Footnote to my post #17020:

EUGENICS SOCIETY

(a book review)

by Mark Burdman

Eugenics, Human Genetics and Human Failings: The Eugenics Society, Its Sources and Its Critics in Britain

by Pauline M.H. Mazumdar
Routledge, New York, 1992
373 pages, hardbound, $74.50


Pauline Mazumdar's book is written in an objective, academic manner, often with technical sections that would tend to appeal only to someone with a professional interest in genetics, and her objectivity often makes it impossible to know what her moral attitude is toward the subjects she is describing. While these three elements conspire to make Eugenics, Human Genetics and Human Failings tedious reading at times, this problem is more than balanced by the fact that the book is dense with explosive material about one important trend in the thinking of British political, scientific, and intellectual elites from the period of the 1880s until the Second World War.
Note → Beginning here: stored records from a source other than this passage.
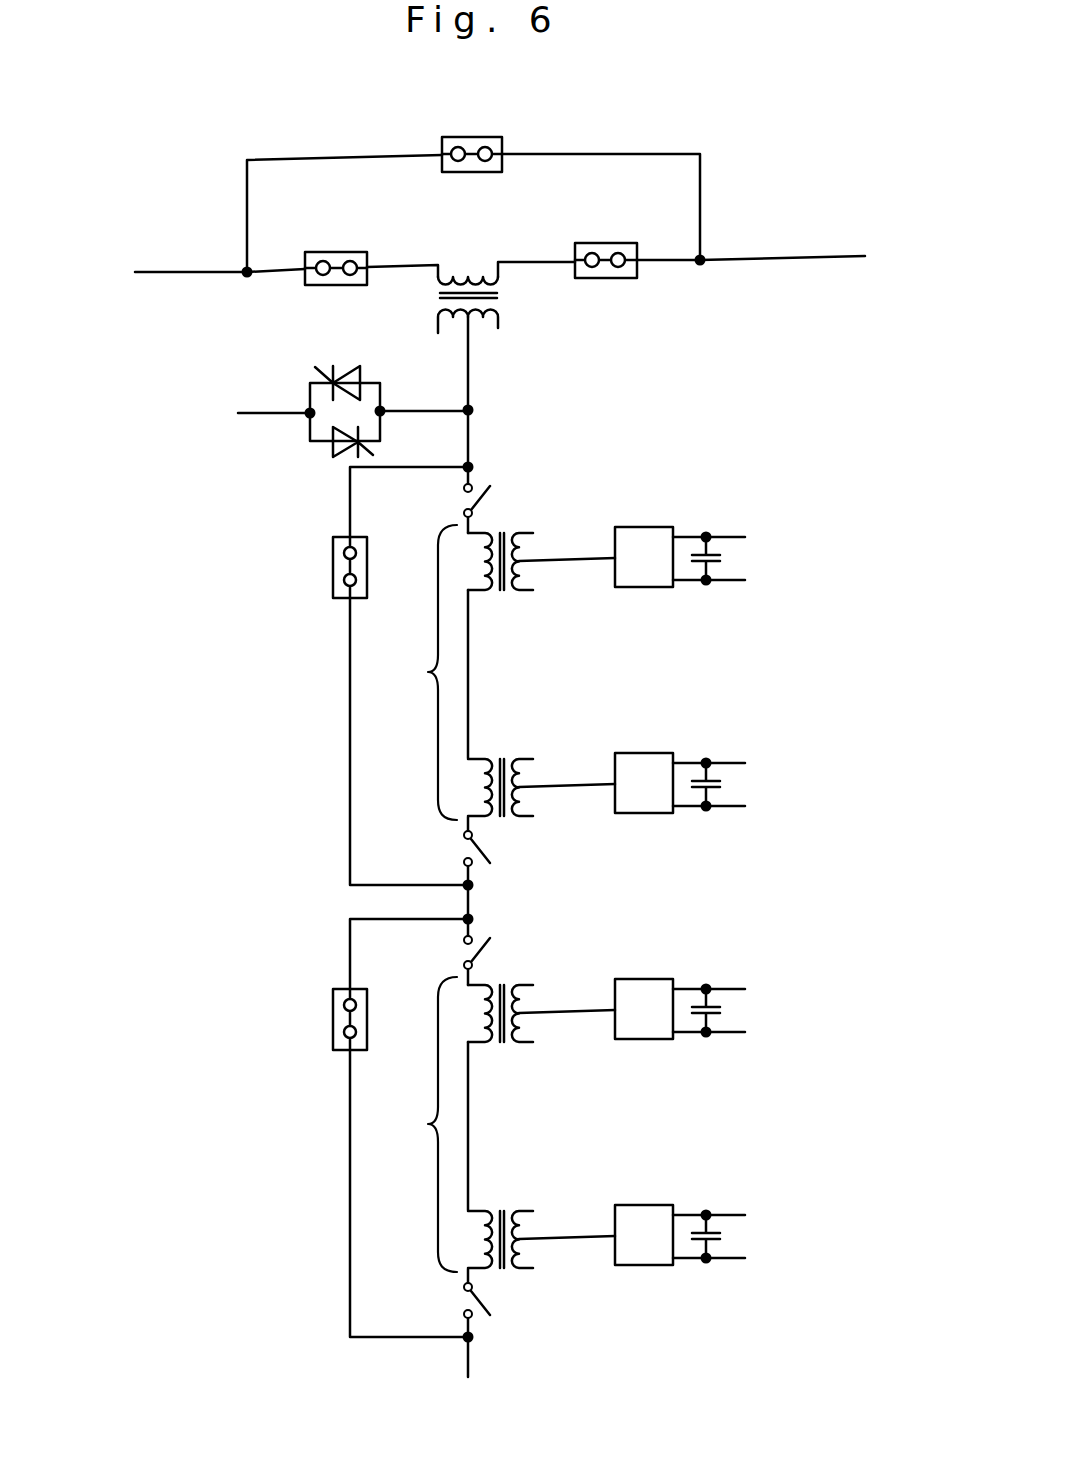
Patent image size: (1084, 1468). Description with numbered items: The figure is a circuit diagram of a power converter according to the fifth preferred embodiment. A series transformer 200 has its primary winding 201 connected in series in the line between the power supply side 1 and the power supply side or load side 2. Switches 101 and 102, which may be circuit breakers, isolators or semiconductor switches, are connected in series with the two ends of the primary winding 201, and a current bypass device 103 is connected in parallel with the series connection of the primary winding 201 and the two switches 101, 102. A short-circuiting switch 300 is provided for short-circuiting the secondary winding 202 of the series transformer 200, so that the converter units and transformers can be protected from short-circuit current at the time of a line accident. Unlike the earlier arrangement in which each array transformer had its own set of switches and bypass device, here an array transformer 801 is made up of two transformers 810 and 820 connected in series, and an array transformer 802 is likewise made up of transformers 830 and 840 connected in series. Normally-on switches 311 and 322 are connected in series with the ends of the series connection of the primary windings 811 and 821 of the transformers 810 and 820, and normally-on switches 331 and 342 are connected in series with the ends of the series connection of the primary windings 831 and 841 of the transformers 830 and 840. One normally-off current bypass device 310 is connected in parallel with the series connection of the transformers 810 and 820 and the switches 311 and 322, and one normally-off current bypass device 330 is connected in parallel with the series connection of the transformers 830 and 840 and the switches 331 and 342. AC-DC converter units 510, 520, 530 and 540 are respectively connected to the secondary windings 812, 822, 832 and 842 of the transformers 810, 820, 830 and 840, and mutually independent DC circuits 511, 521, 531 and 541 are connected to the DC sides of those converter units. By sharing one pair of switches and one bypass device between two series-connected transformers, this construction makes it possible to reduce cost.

The power supply side of the line 1 is at (182, 272).
The power supply side or load side of the line 2 is at (760, 258).
The switch 101 is at (350, 252).
The switch 102 is at (615, 243).
The current bypass device 103 is at (484, 137).
The series transformer 200 is at (509, 288).
The primary winding 201 is at (472, 275).
The secondary winding 202 is at (460, 317).
The short-circuiting switch 300 is at (305, 387).
The current bypass device 310 is at (333, 572).
The normally-on switch 311 is at (462, 500).
The normally-on switch 322 is at (462, 851).
The current bypass device 330 is at (299, 1019).
The normally-on switch 331 is at (430, 954).
The normally-on switch 342 is at (428, 1300).
The array transformer 801 is at (490, 660).
The array transformer 802 is at (490, 1112).
The transformer 810 is at (541, 547).
The primary winding 811 is at (490, 594).
The secondary winding 812 is at (525, 553).
The transformer 820 is at (541, 773).
The primary winding 821 is at (523, 815).
The secondary winding 822 is at (563, 765).
The transformer 830 is at (541, 999).
The primary winding 831 is at (523, 1041).
The secondary winding 832 is at (563, 991).
The transformer 840 is at (541, 1225).
The primary winding 841 is at (523, 1267).
The secondary winding 842 is at (563, 1217).
The AC-DC converter unit 510 is at (652, 527).
The DC circuit 511 is at (732, 535).
The AC-DC converter unit 520 is at (699, 740).
The DC circuit 521 is at (737, 751).
The AC-DC converter unit 530 is at (699, 966).
The DC circuit 531 is at (737, 977).
The AC-DC converter unit 540 is at (699, 1192).
The DC circuit 541 is at (737, 1203).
Paradoxically, the dry, objective tone has the effect of making such material all the more shocking, and her devotion to her subject-matter has produced a lot of useful research. Mazumdar has written a book that is required reading for those seeking to understand crucial features of the last 100 years of history, particularly the period from roughly 1880 to the Second World War, and to counter the simplistic notions of this period purveyed in our media and university textbooks.

For all the voluminously documented crimes of the Nazis, the fact is, leading British circles were the earliest proponents and developers of eugenics, a pseudo-science that these British influentials--including Charles Darwin's cousin Sir Francis Galton and various sons of Darwin, members of the Huxley family, International Monetary Fund founder John Maynard Keynes, and others--concocted to promote the reduction in numbers, if not the eventual elimination, of categories of people whose existence was undesired by them. Such undesirables were, in the earliest years of the history of the Eugenics Education Society (the name of the group at the time of its founding in 1907), referred to dismissively as ``the residuum'' and later as ``the paupers''; in order to study them, the eugenics mob sponsored so-called ``Pauper Pedigree Projects,'' to reinforce the notion of ``social class biologically defined.''

Eventually, the name ``social problem group'' was used, to describe what is today often termed ``the underclass.'' According to Mazumdar, ``from its beginning in Britain, eugenics spread to many other countries,'' creating a kind of ``eugenics international.'' It was the British eugenists who, years before the Nazis existed, synthesized the philosophical ravings of the late 19th century's Friedrich Nietzsche about the Ubermensch (``Superman'' or ``Over-Man'' in English) into a coherent matrix, to justify measures against what Nietzsche labeled ``the inferior race.'' It was they who, starting about 1930, together with the Rockefeller Foundation and related circles in the
United States, promoted the work of the notorious German race scientist Ernst Rudin, including into the 1933 period when Rudin's work provided the basis for the Nazis' compulsory sterilization law, and then used his work to promote eugenics measures in Britain. Beginning in 1929, the same individuals launched the institutions of the neo-malthusian population control movement. It was Sir Francis Galton, the proponent of ``hereditarianism,'' who declared in 1883 that the ``Age of Eugenics'' had begun (the name of the Eugenics Society today is the Galton Institute).